Community organizations are taking action to transform the city and pave the way for permanent infrastructure improvements.
"There are a lot of factors that lend themselves to individual happiness, but it seems that transportation is often the key," writes Allie Kane, Transportation Demand Management Specialist with Missoula in Motion. "We’re constantly on the move so how we get places matters. Designing cities and providing enough options so that it’s quick, easy, and safe to get somewhere without a car is critically important."
"A robust sustainable transportation system has a multitude of benefits that increase our happiness – lower levels of stress, more opportunities to connect with your community, improved health, improved mood, more time to spend on hobbies, and significantly lowered risk of injury and reduced fatalities from car crashes to name a few." To promote these benefits, "Missoula in Motion’s Sunday Streets program embraces this notion each year, closing off 1 mile of roadway to cars and opening it up for people of all ages and abilities to recreate, engage in activities with local organizations, and experience their streets in a whole new way."

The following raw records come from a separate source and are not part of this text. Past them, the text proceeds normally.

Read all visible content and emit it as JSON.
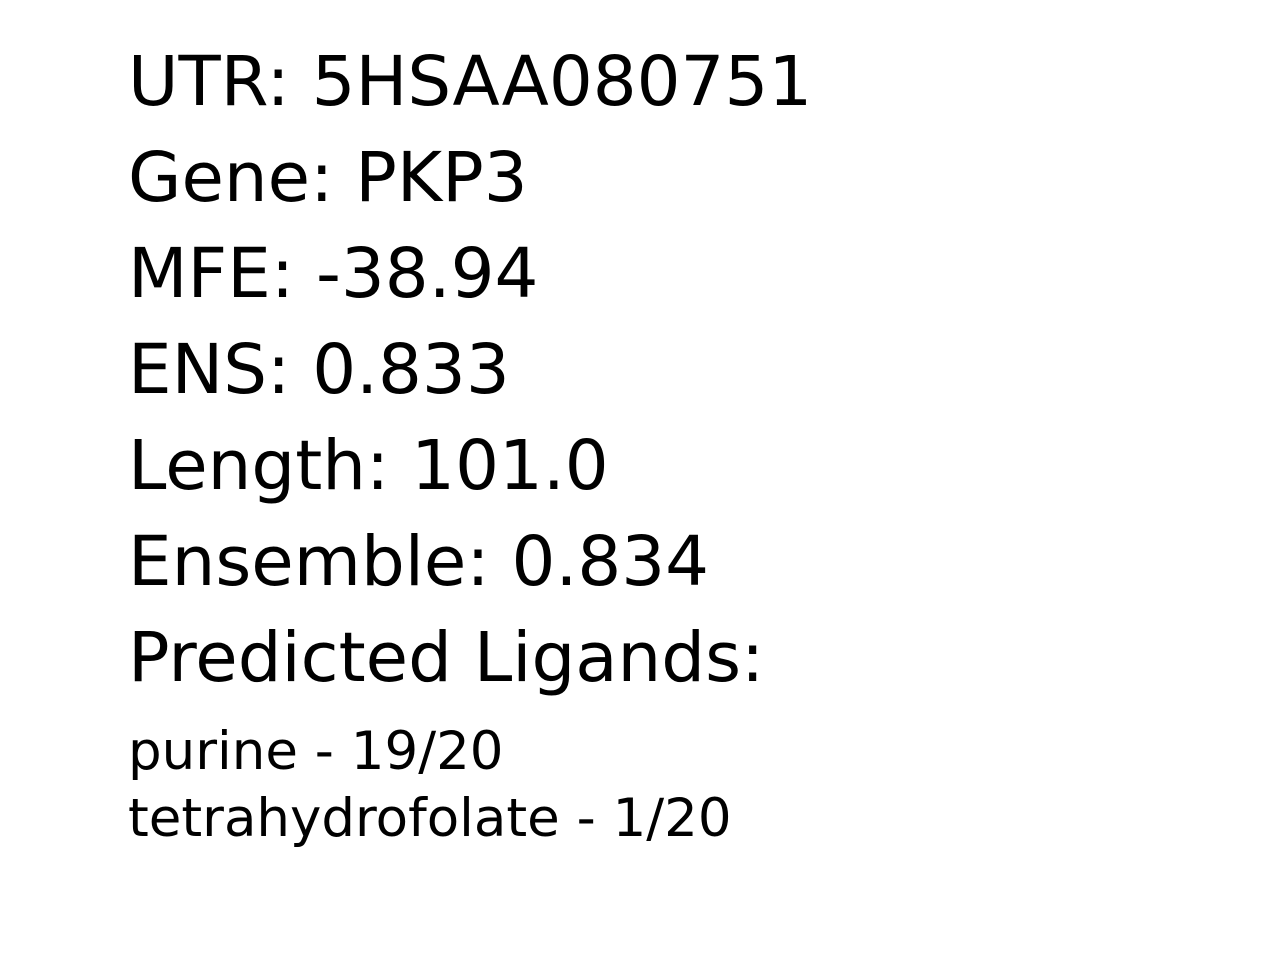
{
  "fields": {
    "utr": "UTR: 5HSAA080751",
    "gene": "Gene: PKP3",
    "mfe": "MFE: -38.94",
    "ens": "ENS: 0.833",
    "length": "Length: 101.0",
    "ensemble": "Ensemble: 0.834",
    "ligands_heading": "Predicted Ligands:"
  },
  "ligands": [
    "purine - 19/20",
    "tetrahydrofolate - 1/20"
  ]
}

The article extols the benefits of a walkable, green, and people-centered built environment and gives examples of tactical urbanism projects that have spurred the potential for permanent changes to Missoula's public infrastructure, such as the Neighborhood Greenway installed on Kemp Street. "Missoulians are starting to embrace tactical urbanism in a variety of temporary projects meant to catalyze long-term change throughout the city. It’s been so effective at creating safer and more climate-friendly streets that these two organizations are putting together a toolkit to help community members navigate this process in their own neighborhoods."
Missoula in Motion plans to release the toolkit this summer.